Of the many dramatic consequences of the end of the Cold War, few have been as notable as the sudden expansion in the international role of the United Nations. Consider for example, that the UN has embarked on almost as many peacekeeping operations in the four years that have passed since 1989, as it did in the four decades that preceded it. The prospects are that in the next few years its peacekeeping activities will expand faster still. In a sense, the very fact of the UN's interventionism is a guarantee of this, for it provides an incentive for conflicts to be taken to the point where intercession becomes inevitable.

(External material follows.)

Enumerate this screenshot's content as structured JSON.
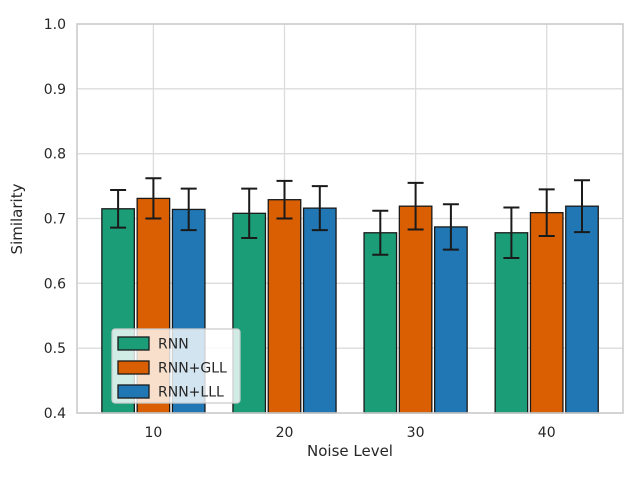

It is no coincidence that the majority of the UN's peacekeeping operations to date have been in places that fall within anthropology's traditional domains - in Asia, Africa, and Central America - and there can be little doubt that it is those very areas that will provide most of the locations for the UN missions of the future. In many of these places, peacekeeping operations will inevitably become harbingers of the future, not merely because of their immediate impact on the ebb and flow of politics, but also because they will serve as a political model, as a pattern of order and governance. It is the peculiar power of such models that they produce imaginative - and therefore cultural and political - resonances that reach far beyond the fields where they are first tested: nationalism is one example. It is my belief that the workings of international peacekeeping as we see them today may well contain the elements of another such model, one that will probably be this century's most important political legacy to the next (412).
Ghosh, Amitav. "The Global Reservation: Notes toward an Ethnography of International Peacekeeping." Cultural Anthropology 9.3(1994): 412–422.